Computing on NVIDIA Tesla is now available to any software developer through the world's only C-language development environment for the GPU. NVIDIA CUDA is a complete software development solution that includes a C-compiler for the GPU, debugger/profiler, dedicated driver, and standard libraries. CUDA simplifies parallel computing on the GPU by using the standard C language to create programs that process large quantities of data in parallel. Programs written with CUDA and run on Tesla are able to process thousands of threads simultaneously, providing high computational throughput to enable the GPU to quickly solve complex, computational problems. The NVIDIA CUDA development environment is currently supported on the Linux and Microsoft Windows XP operating systems.

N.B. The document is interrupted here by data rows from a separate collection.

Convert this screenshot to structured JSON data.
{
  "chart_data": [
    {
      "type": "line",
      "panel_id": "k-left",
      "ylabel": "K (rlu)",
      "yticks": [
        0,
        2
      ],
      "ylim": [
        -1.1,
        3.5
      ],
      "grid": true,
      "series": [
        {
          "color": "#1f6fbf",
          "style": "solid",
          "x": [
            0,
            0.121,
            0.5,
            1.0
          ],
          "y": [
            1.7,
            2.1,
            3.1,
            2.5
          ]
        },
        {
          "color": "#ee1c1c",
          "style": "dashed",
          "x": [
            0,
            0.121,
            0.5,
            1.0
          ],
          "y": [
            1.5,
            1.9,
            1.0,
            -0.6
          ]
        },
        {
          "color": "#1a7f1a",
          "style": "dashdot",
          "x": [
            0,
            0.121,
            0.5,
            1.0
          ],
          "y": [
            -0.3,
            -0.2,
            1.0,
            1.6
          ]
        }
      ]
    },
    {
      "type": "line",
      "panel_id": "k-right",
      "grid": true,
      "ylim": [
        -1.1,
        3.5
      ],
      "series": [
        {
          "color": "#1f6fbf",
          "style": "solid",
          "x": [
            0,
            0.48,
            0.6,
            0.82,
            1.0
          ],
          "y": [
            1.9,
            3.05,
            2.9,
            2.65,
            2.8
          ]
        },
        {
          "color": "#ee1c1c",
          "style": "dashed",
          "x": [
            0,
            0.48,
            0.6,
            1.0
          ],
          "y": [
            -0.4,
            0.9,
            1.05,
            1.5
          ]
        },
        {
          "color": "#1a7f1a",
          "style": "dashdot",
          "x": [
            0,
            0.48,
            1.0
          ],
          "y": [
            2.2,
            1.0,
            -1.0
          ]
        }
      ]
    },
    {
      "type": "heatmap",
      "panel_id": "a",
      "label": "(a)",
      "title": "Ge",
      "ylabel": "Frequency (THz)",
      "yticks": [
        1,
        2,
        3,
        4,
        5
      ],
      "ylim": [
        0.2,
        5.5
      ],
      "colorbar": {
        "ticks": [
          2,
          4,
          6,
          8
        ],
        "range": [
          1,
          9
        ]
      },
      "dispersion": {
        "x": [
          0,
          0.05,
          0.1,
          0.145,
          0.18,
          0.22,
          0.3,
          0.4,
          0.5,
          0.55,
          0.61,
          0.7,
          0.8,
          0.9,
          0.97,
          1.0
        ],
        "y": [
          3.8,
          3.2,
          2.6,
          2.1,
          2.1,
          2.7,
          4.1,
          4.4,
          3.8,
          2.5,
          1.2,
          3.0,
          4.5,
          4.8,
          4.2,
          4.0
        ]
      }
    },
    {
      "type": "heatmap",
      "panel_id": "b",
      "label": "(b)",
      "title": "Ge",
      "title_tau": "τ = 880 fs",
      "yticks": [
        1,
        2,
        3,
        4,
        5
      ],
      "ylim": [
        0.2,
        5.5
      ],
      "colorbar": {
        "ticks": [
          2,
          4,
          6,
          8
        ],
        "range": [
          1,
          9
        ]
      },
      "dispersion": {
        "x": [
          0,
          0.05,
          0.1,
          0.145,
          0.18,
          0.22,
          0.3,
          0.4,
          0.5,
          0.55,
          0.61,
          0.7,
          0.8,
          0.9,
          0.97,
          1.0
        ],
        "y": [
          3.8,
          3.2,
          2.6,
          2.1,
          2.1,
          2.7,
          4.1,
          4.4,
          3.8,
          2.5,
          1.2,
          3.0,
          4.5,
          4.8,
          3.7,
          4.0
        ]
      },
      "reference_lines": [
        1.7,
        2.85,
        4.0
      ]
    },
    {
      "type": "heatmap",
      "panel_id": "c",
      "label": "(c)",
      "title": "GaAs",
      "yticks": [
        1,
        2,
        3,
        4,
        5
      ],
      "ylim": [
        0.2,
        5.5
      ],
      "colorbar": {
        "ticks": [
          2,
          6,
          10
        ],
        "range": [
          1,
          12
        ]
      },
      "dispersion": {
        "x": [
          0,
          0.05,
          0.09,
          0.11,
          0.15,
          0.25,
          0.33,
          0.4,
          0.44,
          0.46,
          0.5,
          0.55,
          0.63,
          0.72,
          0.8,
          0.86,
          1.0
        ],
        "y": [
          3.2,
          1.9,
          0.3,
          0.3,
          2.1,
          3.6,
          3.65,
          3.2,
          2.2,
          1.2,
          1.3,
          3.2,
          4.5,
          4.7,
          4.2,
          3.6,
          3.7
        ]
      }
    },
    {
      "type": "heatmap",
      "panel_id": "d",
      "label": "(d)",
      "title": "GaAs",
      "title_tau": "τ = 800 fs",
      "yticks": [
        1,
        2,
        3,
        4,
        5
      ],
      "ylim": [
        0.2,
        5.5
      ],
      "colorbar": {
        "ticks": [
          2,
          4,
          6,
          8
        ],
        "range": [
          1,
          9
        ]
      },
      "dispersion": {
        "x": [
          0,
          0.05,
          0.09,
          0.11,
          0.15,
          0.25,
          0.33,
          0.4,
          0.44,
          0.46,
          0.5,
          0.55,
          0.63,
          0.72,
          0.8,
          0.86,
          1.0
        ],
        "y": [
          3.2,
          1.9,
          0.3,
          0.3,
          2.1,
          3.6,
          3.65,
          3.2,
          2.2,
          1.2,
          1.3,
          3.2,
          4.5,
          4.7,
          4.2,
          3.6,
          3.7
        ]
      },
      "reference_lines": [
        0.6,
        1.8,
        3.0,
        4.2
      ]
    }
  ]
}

Most applications that require massive compute power can leverage the power of NVIDIA Tesla to make parallel computing power more pervasive and affordable. CUDA's recent success can be seen in both the academic and the application development communities. In addition to adoption by leading universities that are pioneering new courses in parallel computing, CUDA is being actively used by thousands of developers and scientists in applications from molecular simulation to seismic analysis to medical device design.

"Many of the molecular structures we analyze are so large that they can take weeks of processing time to run the calculations required for their physical simulation," said John Stone, senior research programmer at the University of Illinois Urbana-Champaign. "NVIDIA's GPU computing technology has given us a 100-fold increase in some of our programs, and this is on desktop machines where previously we would have had to run these calculations to a cluster. NVIDIA Tesla promises to take this forward with more flexible computing solutions."